Medido a partir da imagem

    Cor principal

    Cáqui #f1c992

    Paleta catalogada

    • #F1C992
    • #2D211A
    • #AD805D
    • #704E3A
    Paleta
    Tons terrosos A família de cores predominante na imagem.
    Nome da cor principal
    Cáqui
    Intensidade
    Equilibrado O quão saturadas e variadas são as cores, desde um único tom suave até muitos tons vibrantes.
    Contraste
    Declaração O grau de variação da luminosidade e saturação das cores ao longo da imagem.
    Harmonia
    Forte unidade cromática A forma como as cores interagem entre si, desde o contraste marcante até a total harmonia.
    Brilho
    Equilibrada O nível de luminosidade ou escuridão da imagem como um todo, desde as sombras profundas até os brilhos intensos.
    Saturação
    Suave e equilibrado Quão puras e intensas são as cores, do quase cinza ao totalmente vívido.

    Sobre esta obra

    Venüs e Satyre — Sebastiano Ricci

    Sebastiano Ricci e a Elegância Barroca na Cena Mitológica

    A pintura "Venus e Satyr", atribuída ao pintor veneziano Sebastiano Ricci (1659-1734), representa um diálogo entre o mundo sensual da mitologia clássica e a maestria técnica do barroco tardio. Criada em 1718, esta obra é uma das muitas que Ricci produziu durante sua carreira em Veneza, onde ele se destacou como um dos principais artistas da época, buscando constantemente novos desafios estéticos e narrativos.

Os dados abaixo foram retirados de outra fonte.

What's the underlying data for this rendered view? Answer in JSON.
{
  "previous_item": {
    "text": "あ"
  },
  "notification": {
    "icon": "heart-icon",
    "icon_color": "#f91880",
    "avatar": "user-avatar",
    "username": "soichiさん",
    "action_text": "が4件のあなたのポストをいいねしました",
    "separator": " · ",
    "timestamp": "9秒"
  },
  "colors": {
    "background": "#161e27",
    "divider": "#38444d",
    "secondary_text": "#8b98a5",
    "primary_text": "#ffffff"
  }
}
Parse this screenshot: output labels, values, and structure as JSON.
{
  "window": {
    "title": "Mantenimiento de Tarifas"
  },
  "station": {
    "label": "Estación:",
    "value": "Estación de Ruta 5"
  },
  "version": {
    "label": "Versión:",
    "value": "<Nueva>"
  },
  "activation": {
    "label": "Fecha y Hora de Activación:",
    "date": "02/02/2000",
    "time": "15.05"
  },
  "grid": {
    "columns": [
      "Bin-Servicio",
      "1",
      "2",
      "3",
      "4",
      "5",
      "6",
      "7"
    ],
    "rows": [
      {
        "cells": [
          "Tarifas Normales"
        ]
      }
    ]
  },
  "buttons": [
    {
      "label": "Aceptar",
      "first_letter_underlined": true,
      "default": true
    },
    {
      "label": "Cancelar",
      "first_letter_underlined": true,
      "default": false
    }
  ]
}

    Um Retrato da Beleza Mitológica

    A composição captura um momento íntimo entre a deusa Afrodite (Venus) e o satírio Pan, figuras emblemáticas do universo greco-romano que simbolizam desejo, fertilidade e liberdade. Venus está representada em posição horizontal sobre uma cama luxuosa, envolta em roupas claras e adornada com joias delicadas – um gesto comum na pintura barroca que enfatiza a beleza feminina e o conforto físico. Ao lado dela, Pan observa atentamente, transmitindo uma sensação de atenção e cuidado. O cenário externo é dominado por árvores frutíferas e flores exuberantes, criando uma atmosfera paisagística que reforça o tema da natureza como fonte de inspiração artística.

    A Técnica Ricci: Fresco e Óleo em Harmonia

    Ricci era um virtuoso do fresco, uma técnica que exigia grande habilidade e paciência para criar imagens duradouras nas paredes das igrejas e palácios venezianos. No entanto, ele também dominava o óleo sobre tela, utilizando essa mídia para obras menores e mais detalhadas. Em "Venus e Satyr", Ricci empregou uma combinação de ambas as técnicas, aplicando camadas finas de óleo sobre uma base preparada com fresco – uma prática inovadora que permitiu obter resultados excepcionais em termos de luminosidade e textura. A pintura apresenta cores vibrantes e contrastes marcantes, características típicas do barroco tardio que buscavam despertar emoções no espectador e transmitir uma sensação de movimento e dramaticidade.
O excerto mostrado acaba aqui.